Philby’s decision to regularise his domestic arrangements was a sound career move, if he was to become head of MI6. Elliott harboured similar ambitions. But while Elliott had already spent time in the field, in Istanbul and Berne, Philby had so far spent most of his intelligence career behind a desk. Late in 1946, Menzies informed Philby that in order to gain ‘all round experience’, he would be following in Elliott’s footsteps, to Turkey, as MI6 station chief. Section IX was taken over by Douglas Roberts, the veteran officer whose fear of flying had enabled Philby to seize control of the Volkov case. Guy Liddell of MI5 was ‘profoundly sorry’ to learn that Philby was leaving London, and doubted his successor would be as good. But Philby was happy to be moving on. Istanbul was the ‘main southern base for intelligence work against the Soviet Union and socialist countries of the Balkans and central Europe’, and his new assignment was a further sign that he was heading for the top. ‘Kim gave a large farewell party,’ Liddell of MI5 recorded in his diary, ‘which consisted mostly of representatives of our office, SIS and the Americans. He is off to Turkey.’

On his way, Philby stopped in Switzerland to see Elliott, who provided him with a detailed briefing on what to expect in Istanbul, and handed over the contents of his contact book. Istanbul’s significance as a spy centre was even greater in 1947 than it had been during the war. Tension was mounting between Turkey and the USSR amid fears of a full-scale confrontation between East and West; from Turkey, Western intelligence sought to infiltrate spies and insurgents into the Soviet Union, and vice versa. Before leaving London, Philby had been told that if the opportunity arose, he could set himself up as a ‘coat trailer’, spy parlance for an agent who seeks to be recruited by the enemy, in order to turn double agent. Philby was ‘given permission to play the full double game with the Russians’. Here was an additional layer of protection: if Philby was discovered to be in contact with the Soviets, he had a cast-iron explanation.

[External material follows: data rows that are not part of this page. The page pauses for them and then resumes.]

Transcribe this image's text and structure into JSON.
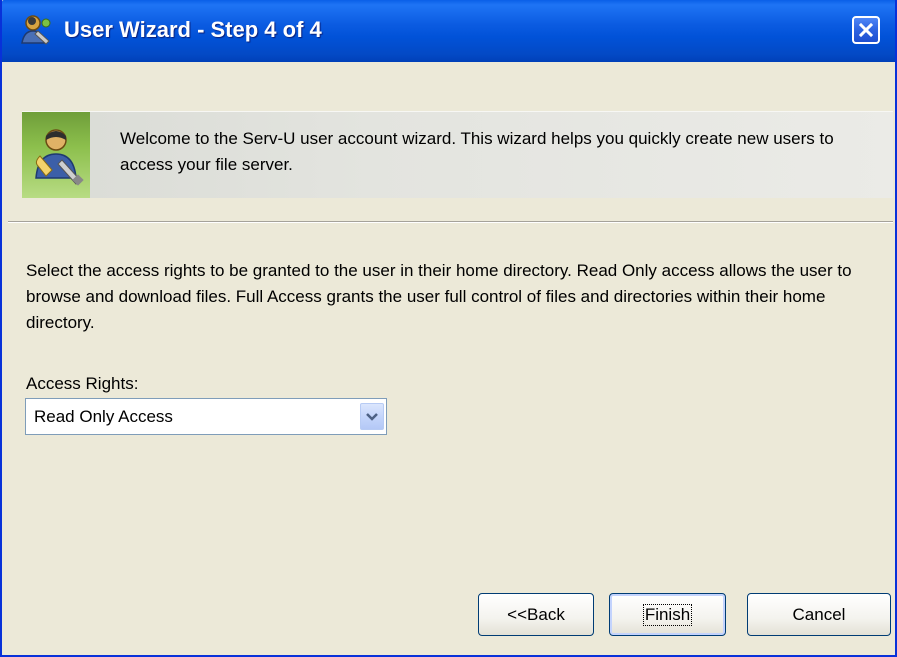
{
  "window": {
    "title": "User Wizard - Step 4 of 4",
    "close_icon": "close-icon",
    "title_icon": "wizard-users-icon"
  },
  "banner": {
    "icon": "user-account-wizard-icon",
    "text": "Welcome to the Serv-U user account wizard. This wizard helps you quickly create new users to access your file server."
  },
  "body": {
    "description": "Select the access rights to be granted to the user in their home directory. Read Only access allows the user to browse and download files. Full Access grants the user full control of files and directories within their home directory.",
    "access_rights_label": "Access Rights:",
    "access_rights_value": "Read Only Access"
  },
  "buttons": {
    "back_label": "<<Back",
    "finish_label": "Finish",
    "cancel_label": "Cancel"
  },
  "colors": {
    "titlebar": "#0152d8",
    "window_bg": "#ece9d8",
    "banner_accent": "#8cbf4c"
  }
}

Philby landed at the very airport from which, two years earlier, the luckless and insensible Konstantin Volkov had been flown to his death. He rented a villa in Beylerbeyi, on the shores of the Bosphorus, installed his growing family and then, armed with Elliott’s introductions, slipped easily into the spy society of Istanbul. He even inherited the services of Elliott’s best man, Roman Sudakov, ‘a white Russian of boundless charm and appalling energy’ in Philby’s estimation. The Turkish authorities, when adequately bribed, still allowed foreign intelligence agencies ‘a fairly free hand to spy, so long as they didn’t spy on Turkey’. Over the next two years, Philby and his five deputies liaised with the Turkish security services, cultivated exiles, trailed for defectors, coordinated British agents and conducted a topographical survey of the Turkish frontier with the Soviet Union – a possible target of invasion in the event of war. But his first priority was to try to infiltrate agents into the USSR along a broad front, into the Caucasus, Ukraine, the Crimea, Georgia, Armenia and Azerbaijan. MI6 believed that Soviet Armenia and Soviet Georgia, in particular, were ripe for subversion. Hundreds of Georgian and Armenian émigrés had fled communism to settle in Beirut, Paris and other Western cities; if the right candidates could be found, trained and then slipped across the borders, these insurrectionists might form the kernel of a counter-revolutionary cell that could ‘start weaving a spy network’, foment rebellion against the communist government, recruit local allies and eventually roll back the Red tide. That, at least, was the theory. Such infiltrations would loom ever larger in the thinking of MI6 and the CIA in coming years, as the policy of ‘roll-back’ became intelligence orthodoxy. Philby was an ‘energetic enthusiast’ for this policy of war by proxy within the Soviet Union. He found his new assignment fascinating. So did Moscow.